Montalbano works in a grand police station, but Malandrino is based in a concrete office building in the shabby part of Modica. She has 47 staff. “In the series Montalbano is the intelligent one and the other police are weird. We don’t have that relationship here,” she says.

Indeed, her deputy — the real-life equivalent of the womanising detective Mimi Augello — is also a woman, Rosa Cappello. “Mimi is a playboy,” she complains. “This is a small department. We are a family. There are no prima donnas and no playboys.”

Malandrino keeps a framed photograph of Montalbano on the wall behind her desk, but she has never met the actor Luca Zingaretti or his younger (and noticeably hairier) stand-in for the young Montalbano, Michele Riondino.

Ever since Mario Puzo’s bestseller The Godfather and the classic Marlon Brando film, Sicily has been synonymous in the popular imagination with the Mafia. Leoluca Orlando, the anti-Mafia Mayor of Palermo, the island’s capital and largest city, voices exasperation that the stigma remains.

“Brando was a great actor. The Godfather was a great film.

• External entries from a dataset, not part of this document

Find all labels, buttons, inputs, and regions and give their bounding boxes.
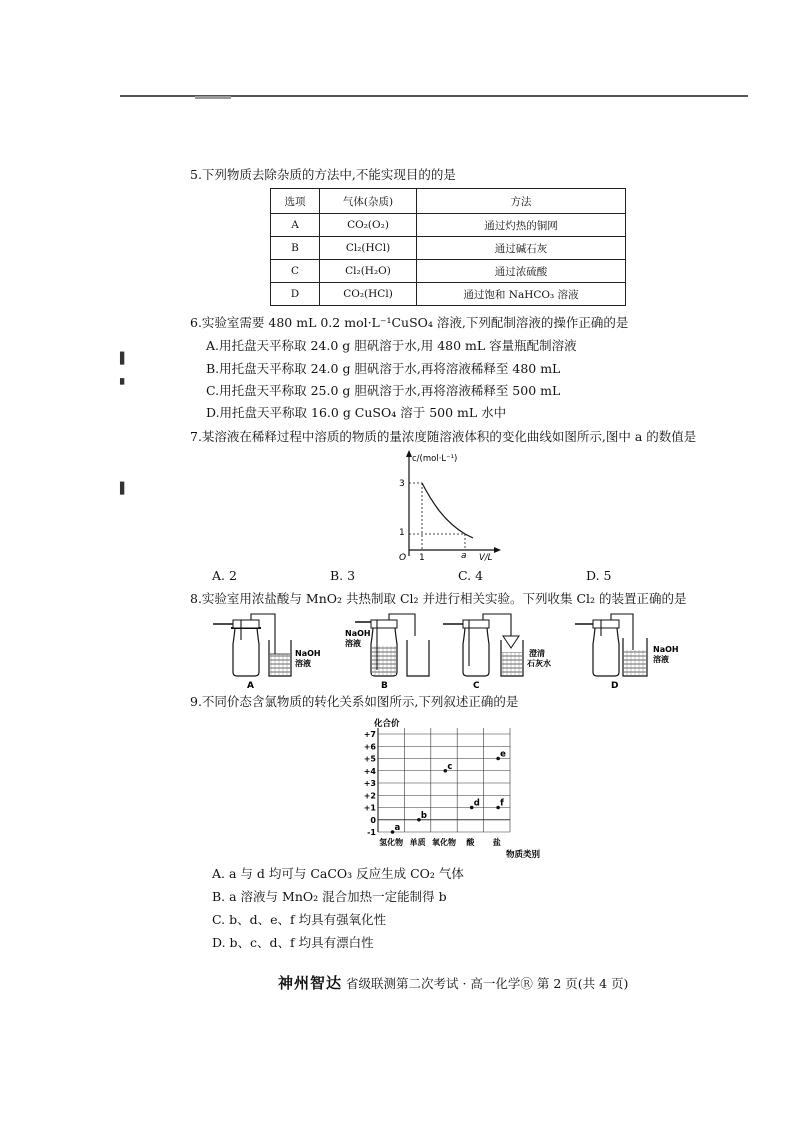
caption-a: A	[247, 681, 254, 691]
footer-text: 省级联测第二次考试 · 高一化学Ⓡ 第 2 页(共 4 页)	[342, 976, 629, 991]
point-label-a: a	[394, 823, 401, 833]
point-label-c: c	[447, 761, 453, 772]
table-row	[271, 214, 626, 237]
x-axis-label: V/L	[479, 553, 493, 563]
q9-stem: 9.不同价态含氯物质的转化关系如图所示,下列叙述正确的是	[190, 694, 519, 709]
d-liquid-label-2: 溶液	[653, 655, 669, 664]
footer-brand: 神州智达	[278, 974, 343, 992]
margin-mark: ▌	[120, 352, 129, 365]
q9-option-b: B. a 溶液与 MnO₂ 混合加热一定能制得 b	[212, 889, 447, 904]
d-liquid-label-1: NaOH	[653, 645, 679, 654]
q9-option-c: C. b、d、e、f 均具有强氧化性	[212, 912, 387, 927]
point-label-f: f	[500, 798, 504, 809]
table-cell: 通过浓硫酸	[417, 260, 626, 283]
y-tick-label: +6	[363, 742, 376, 752]
y-tick-label: +2	[363, 791, 376, 801]
table-cell: D	[271, 283, 320, 306]
q6-option-a: A.用托盘天平称取 24.0 g 胆矾溶于水,用 480 mL 容量瓶配制溶液	[206, 338, 577, 353]
caption-d: D	[611, 681, 619, 691]
b-liquid-label-1: NaOH	[345, 629, 371, 638]
x-tick-1: 1	[419, 553, 425, 563]
page-footer	[278, 972, 628, 993]
y-tick-label: +7	[363, 730, 376, 739]
q6-option-b: B.用托盘天平称取 24.0 g 胆矾溶于水,再将溶液稀释至 480 mL	[206, 361, 561, 376]
x-tick-label: 酸	[466, 838, 475, 847]
apparatus-a	[213, 614, 321, 691]
table-cell: B	[271, 237, 320, 260]
q9-x-ticks	[379, 837, 501, 847]
x-tick-label: 单质	[409, 838, 426, 847]
table-row	[271, 283, 626, 306]
x-tick-a: a	[461, 551, 467, 561]
b-liquid-label-2: 溶液	[345, 639, 361, 648]
y-tick-label: +5	[363, 754, 376, 764]
apparatus-c	[443, 614, 551, 691]
q8-apparatus-figure	[205, 606, 705, 692]
margin-mark: ▌	[120, 482, 129, 495]
table-cell: C	[271, 260, 320, 283]
y-tick-label: +1	[363, 803, 376, 813]
q5-stem: 5.下列物质去除杂质的方法中,不能实现目的的是	[190, 167, 456, 182]
caption-c: C	[473, 681, 480, 691]
table-header: 方法	[417, 189, 626, 214]
q7-option-b: B. 3	[330, 568, 356, 583]
table-cell: CO₂(HCl)	[320, 283, 417, 306]
caption-b: B	[381, 681, 388, 691]
table-row	[271, 260, 626, 283]
table-cell: A	[271, 214, 320, 237]
point-label-e: e	[500, 749, 506, 760]
q9-option-d: D. b、c、d、f 均具有漂白性	[212, 935, 374, 950]
q7-option-d: D. 5	[586, 568, 612, 583]
y-tick-1: 1	[399, 528, 405, 538]
x-tick-label: 氢化物	[379, 838, 404, 847]
q9-grid	[378, 728, 510, 832]
table-row	[271, 237, 626, 260]
apparatus-b	[345, 614, 429, 691]
table-cell: CO₂(O₂)	[320, 214, 417, 237]
y-tick-label: +4	[363, 766, 376, 776]
q5-table	[270, 188, 626, 306]
y-tick-label: +3	[363, 779, 376, 788]
c-liquid-label-1: 澄清	[529, 649, 545, 658]
margin-mark: ▖	[120, 372, 129, 385]
table-cell: 通过灼热的铜网	[417, 214, 626, 237]
q6-option-d: D.用托盘天平称取 16.0 g CuSO₄ 溶于 500 mL 水中	[206, 405, 507, 420]
origin-label: O	[399, 553, 407, 563]
q9-valence-chart	[360, 716, 540, 862]
q7-option-c: C. 4	[458, 568, 484, 583]
point-label-d: d	[473, 798, 480, 809]
q6-option-c: C.用托盘天平称取 25.0 g 胆矾溶于水,再将溶液稀释至 500 mL	[206, 383, 561, 398]
y-axis-label: c/(mol·L⁻¹)	[412, 454, 458, 464]
x-tick-label: 盐	[492, 838, 501, 847]
q9-y-axis-label: 化合价	[374, 719, 400, 729]
q9-x-axis-label: 物质类别	[506, 850, 540, 860]
table-cell: Cl₂(H₂O)	[320, 260, 417, 283]
table-header: 气体(杂质)	[320, 189, 417, 214]
dilution-curve	[422, 483, 473, 538]
table-cell: Cl₂(HCl)	[320, 237, 417, 260]
y-tick-label: -1	[367, 828, 376, 837]
q9-points	[391, 750, 506, 834]
point-label-b: b	[420, 810, 428, 821]
a-liquid-label-2: 溶液	[295, 659, 311, 668]
c-liquid-label-2: 石灰水	[527, 659, 551, 668]
x-axis-arrow-icon	[494, 547, 501, 553]
q6-stem: 6.实验室需要 480 mL 0.2 mol·L⁻¹CuSO₄ 溶液,下列配制溶液的操作正确的是	[190, 315, 629, 330]
q9-option-a: A. a 与 d 均可与 CaCO₃ 反应生成 CO₂ 气体	[212, 866, 464, 881]
q7-option-a: A. 2	[212, 568, 237, 583]
table-header: 选项	[271, 189, 320, 214]
a-liquid-label-1: NaOH	[295, 649, 321, 658]
q7-concentration-graph	[395, 448, 505, 566]
scan-smear	[195, 96, 231, 99]
q9-y-ticks	[364, 730, 377, 837]
table-header-row	[271, 189, 626, 214]
y-tick-label: 0	[370, 815, 376, 825]
x-tick-label: 氧化物	[432, 838, 456, 847]
q8-stem: 8.实验室用浓盐酸与 MnO₂ 共热制取 Cl₂ 并进行相关实验。下列收集 Cl₂ 的装置正确的是	[190, 591, 687, 606]
table-cell: 通过饱和 NaHCO₃ 溶液	[417, 283, 626, 306]
q7-stem: 7.某溶液在稀释过程中溶质的物质的量浓度随溶液体积的变化曲线如图所示,图中 a 的数值是	[190, 429, 697, 444]
apparatus-d	[575, 614, 679, 691]
table-cell: 通过碱石灰	[417, 237, 626, 260]
y-tick-3: 3	[399, 479, 405, 489]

But The Godfather was a disaster for Sicily,” he says. “The message of Montalbano is not negative. The part that is best about Montalbano is the defence of the law. But it’s the context in which it takes place that you remember. When you read Camilleri’s novels you don’t remember the defence of the law but the behaviour of the people.”

Because it has been moved out of the gritty port of Porto Empedocle, Inspector Montalbano gives a rather misleading impression of Malandrino’s beat.

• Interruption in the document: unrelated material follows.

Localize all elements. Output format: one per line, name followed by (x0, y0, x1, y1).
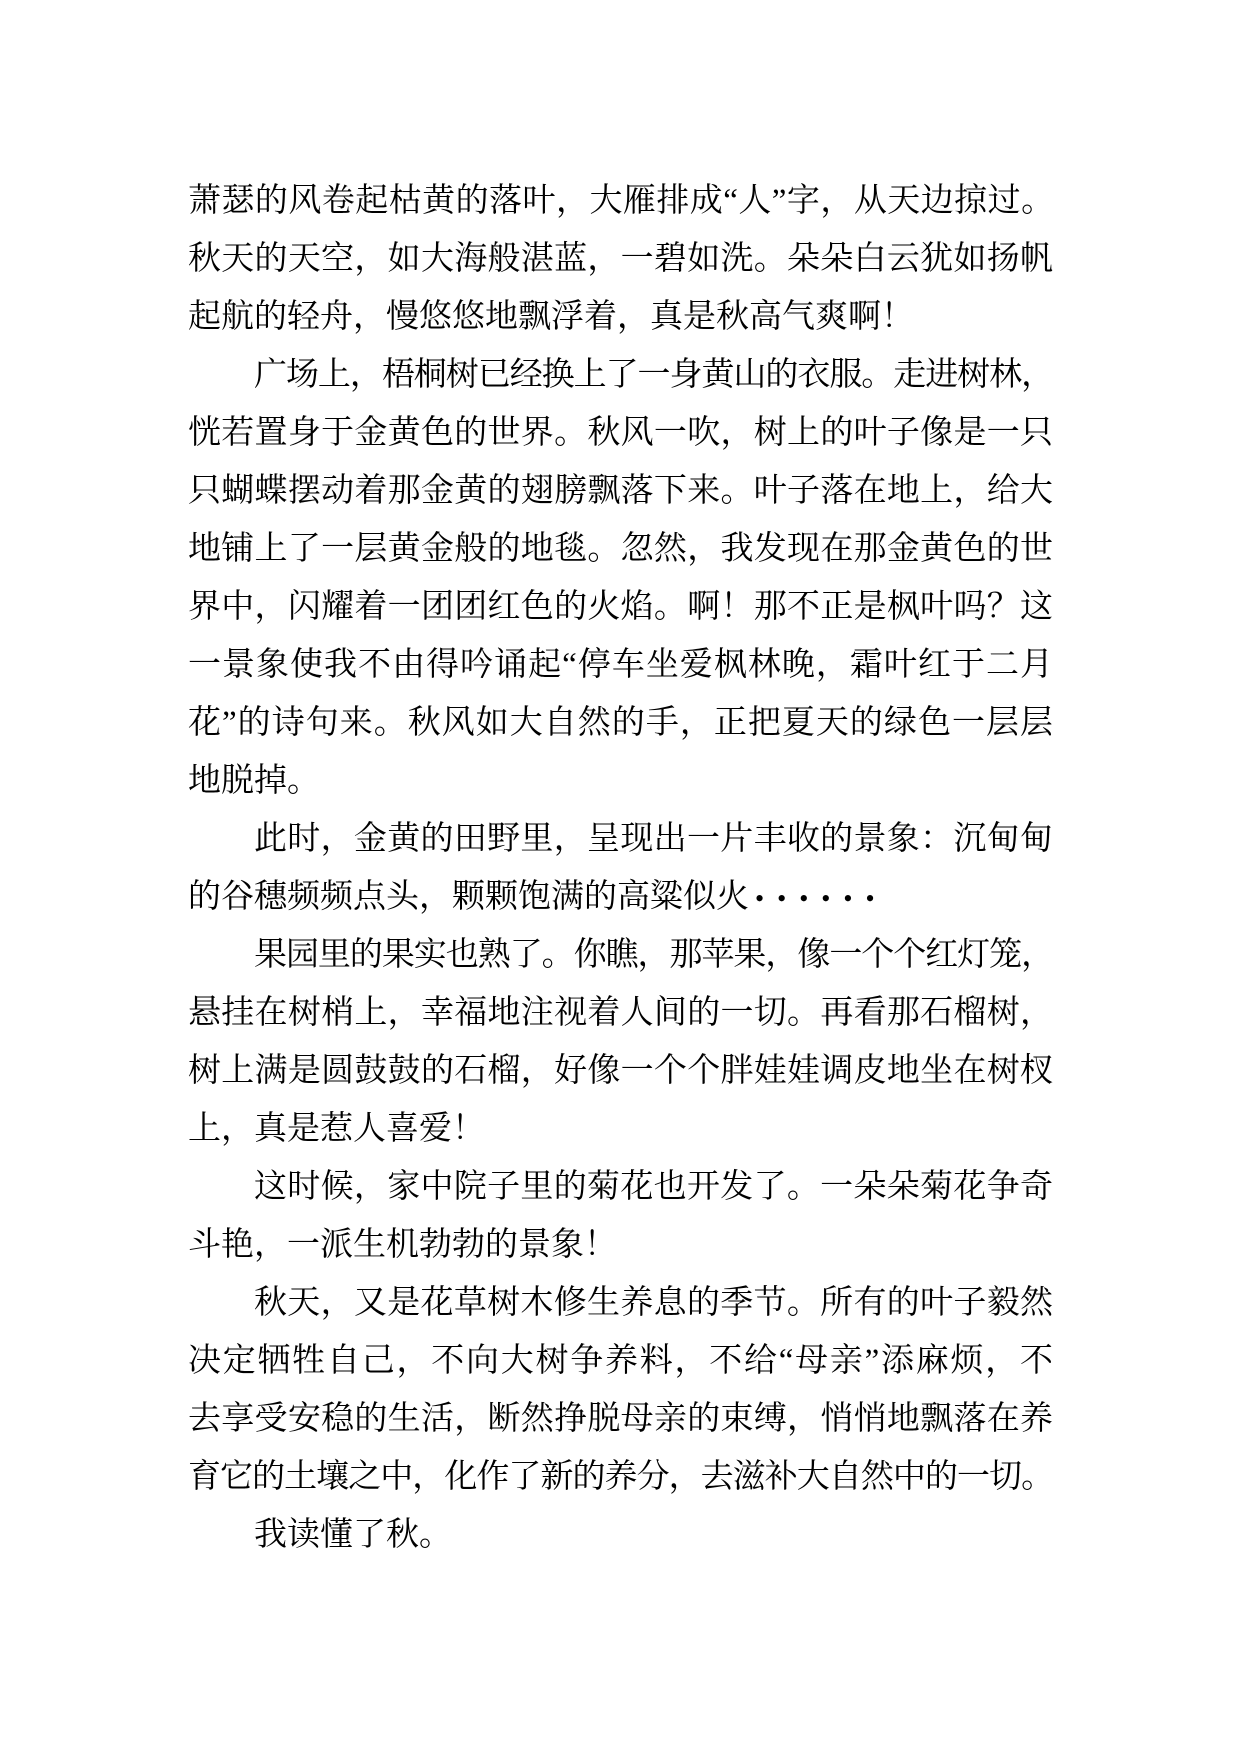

Franco Causarano, the editor of the localGiornale di Scicli newspaper, says that the region has managed to fight off the encroachment of the Mafia from the nearby cities of Catania and Gela. “They have tried to enter this area but the police have been great at stopping them. There is a lot of intelligence work by the police,” he says. “We do not have big crime problems.”

Malandrino says there are myriad small criminal groups in her zone, some of which are linked to crime families elsewhere, but insists she has no particular Mafia problem. “The criminality here is not like in Montalbano, where there is a murder every day,” she says. “The statistics speak for themselves. The last murder was two or three years ago. The fact I can’t remember speaks for itself.”

The last murder in her area was committed by a mentally deranged man who killed his wife in Scicli two years ago. The last rape was by a Tunisian immigrant the year before that.

The economic crisis of recent years has provoked a rise in burglaries, however, particularly in the countryside. There is now one every three days. She is also responsible for policing a new law against “stalking” in an attempt to reduce the epidemic of “feminicide” in Italy.

Unlike Montalbano, however, Malandrino spends a lot of her time on administrative duties such as issuing passports. “Montalbano has to make people excited. If there was no major crime, no one would watch,” she says. Although she arrived at our rendezvous with a police escort, Malandrino does not need a bodyguard. She has a pistol but does not always carry it off-duty. “Yesterday, I went out to eat pizza at 1am and returned by myself,” she says.

The real-life detective appreciates Montalbano’s policing approach — even his readiness to meet with criminals. “The relationship with criminals becomes also human,” she explains. “It’s not excluded that in the course of an investigation you can speak with these people. Obviously, these human relations are conditioned by your duty.”

Like most modern Italian police she relies heavily on phone-tapping and other technical tools such as searching computer hard-drives in her investigations.

She clearly relishes the job. “Every now and then I wake up and say to my husband: ‘No more!’ But when I arrive in the office I love my work,” she says. “The Montalbano cases could have been, and maybe were, inspired by real cases. Although Camilleri is a novelist who uses fantasy, they were inspired by what he read in the newspapers.

“They are not distant from reality and Montalbano’s approach is not very different,” she says.